Lange scheint die Vergrößerung von Oppeln nicht mehr nur ein lokales Problem zu sein. Schon vor einigen Wochen schrieb die größte deutsche Tageszeitung „Welt“ kritisch über die Pläne von Stadtpräsident Wiśniewski. Nun liegt das Thema auch auf dem Schreibtisch des deutschen Außenminister.

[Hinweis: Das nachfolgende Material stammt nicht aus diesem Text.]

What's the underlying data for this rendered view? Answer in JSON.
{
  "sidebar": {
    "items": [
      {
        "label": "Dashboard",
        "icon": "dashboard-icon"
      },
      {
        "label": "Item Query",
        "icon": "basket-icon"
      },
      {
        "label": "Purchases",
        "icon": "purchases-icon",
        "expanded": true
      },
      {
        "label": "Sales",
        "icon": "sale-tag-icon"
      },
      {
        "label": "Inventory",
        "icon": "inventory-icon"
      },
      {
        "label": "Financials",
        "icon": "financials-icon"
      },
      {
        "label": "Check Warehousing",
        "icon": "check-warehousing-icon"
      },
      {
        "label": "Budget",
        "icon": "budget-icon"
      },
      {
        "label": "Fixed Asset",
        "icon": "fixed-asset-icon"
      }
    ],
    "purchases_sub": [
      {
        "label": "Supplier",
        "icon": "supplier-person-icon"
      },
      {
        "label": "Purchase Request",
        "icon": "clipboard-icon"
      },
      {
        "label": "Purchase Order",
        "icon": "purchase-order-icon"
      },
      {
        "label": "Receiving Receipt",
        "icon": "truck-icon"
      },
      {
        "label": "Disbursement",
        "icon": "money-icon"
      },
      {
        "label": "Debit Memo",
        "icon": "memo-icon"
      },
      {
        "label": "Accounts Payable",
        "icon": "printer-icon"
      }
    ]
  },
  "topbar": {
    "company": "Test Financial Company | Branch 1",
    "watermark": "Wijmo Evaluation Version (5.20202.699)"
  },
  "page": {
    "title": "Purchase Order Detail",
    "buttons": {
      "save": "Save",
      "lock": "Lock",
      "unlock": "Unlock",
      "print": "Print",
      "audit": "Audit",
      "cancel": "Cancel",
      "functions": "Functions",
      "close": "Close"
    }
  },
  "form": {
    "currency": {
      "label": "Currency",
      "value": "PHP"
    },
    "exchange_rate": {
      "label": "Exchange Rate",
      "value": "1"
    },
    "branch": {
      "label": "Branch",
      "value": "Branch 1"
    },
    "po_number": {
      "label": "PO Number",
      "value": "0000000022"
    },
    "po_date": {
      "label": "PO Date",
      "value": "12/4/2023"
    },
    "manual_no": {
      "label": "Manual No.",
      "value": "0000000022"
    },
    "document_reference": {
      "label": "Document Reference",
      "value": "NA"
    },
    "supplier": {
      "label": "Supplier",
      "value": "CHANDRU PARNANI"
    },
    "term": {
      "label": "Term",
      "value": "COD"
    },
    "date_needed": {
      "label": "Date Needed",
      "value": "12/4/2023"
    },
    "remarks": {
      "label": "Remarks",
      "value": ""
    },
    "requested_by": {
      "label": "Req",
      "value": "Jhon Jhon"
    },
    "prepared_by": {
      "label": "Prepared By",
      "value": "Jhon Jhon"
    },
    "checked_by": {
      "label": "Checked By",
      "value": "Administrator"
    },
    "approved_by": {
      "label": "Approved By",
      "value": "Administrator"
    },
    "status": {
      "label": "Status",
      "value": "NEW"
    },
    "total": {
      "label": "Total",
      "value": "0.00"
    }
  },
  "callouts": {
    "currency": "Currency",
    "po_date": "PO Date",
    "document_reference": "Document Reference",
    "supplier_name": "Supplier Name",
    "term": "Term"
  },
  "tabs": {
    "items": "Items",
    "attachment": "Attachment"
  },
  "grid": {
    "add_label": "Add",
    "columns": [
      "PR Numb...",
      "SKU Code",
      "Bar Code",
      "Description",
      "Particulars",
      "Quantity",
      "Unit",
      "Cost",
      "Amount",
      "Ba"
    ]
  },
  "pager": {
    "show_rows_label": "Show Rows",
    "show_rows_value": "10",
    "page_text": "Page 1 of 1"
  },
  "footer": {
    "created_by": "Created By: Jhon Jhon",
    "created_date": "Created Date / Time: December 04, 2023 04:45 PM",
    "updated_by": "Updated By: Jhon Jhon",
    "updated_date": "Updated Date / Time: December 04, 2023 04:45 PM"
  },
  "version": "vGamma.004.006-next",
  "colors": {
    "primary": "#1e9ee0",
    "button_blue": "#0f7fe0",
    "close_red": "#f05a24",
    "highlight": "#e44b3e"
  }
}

Zwar blieb bislang eine Reaktion von Frank-Walter Steinmeier zur Vergrößerung noch aus, jedoch ist klar, dass der Minister über die Angelegenheit informiert wurde: „Die Gruppe der Vertriebenen, Aussiedler und Deutscher Minderheiten, hat auf Vorschlag der Landsmannschaft der Oberschlesier (LdO) den Außenminister im Hinblick auf die Angelegenheit angeschrieben. Dabei haben wir uns auf den Artikel 20., Absatz 2. des deutsch-polnischen Nachbarschaftsvertrag berufen“, sagt der Sprecher der LdO Sebastian Wladarz. Im Artikel 20. des Vertrages heißt es nämlich, dass die Vertragsparteien die Rechte und Verpflichtungen der internationalen Standards für Minderheiten verwirklichen. Als Standards nennt der Vertrag insbesondere europäische Dokumente, in denen allgemeine Minderheitenrechte niedergeschrieben wurden. Ein Beispiel dafür kann das Europäische Rahmenübereinkommen zum Schutz nationaler Minderheiten sein. Darin wird explizit genannt, dass europäische Länder keine Maßnahmen unternehmen sollten, die auf die Proportionen der nationalen Minderheiten auf einem jeweiligen Gebiet Einfluss haben könnten. Gerade das sei aber bei der Vergrößerung von Oppeln passiert. Das Schreiben der Arbeitsgruppe der CDU/CSU sollte die Aufmerksamkeit des Außenministers auf sich ziehen, da sich die Gruppe aus prominenten Abgeordneten zusammenstellt. Ob es aber tatsächlich eine Reaktion geben wird, bleibt abzuwarten.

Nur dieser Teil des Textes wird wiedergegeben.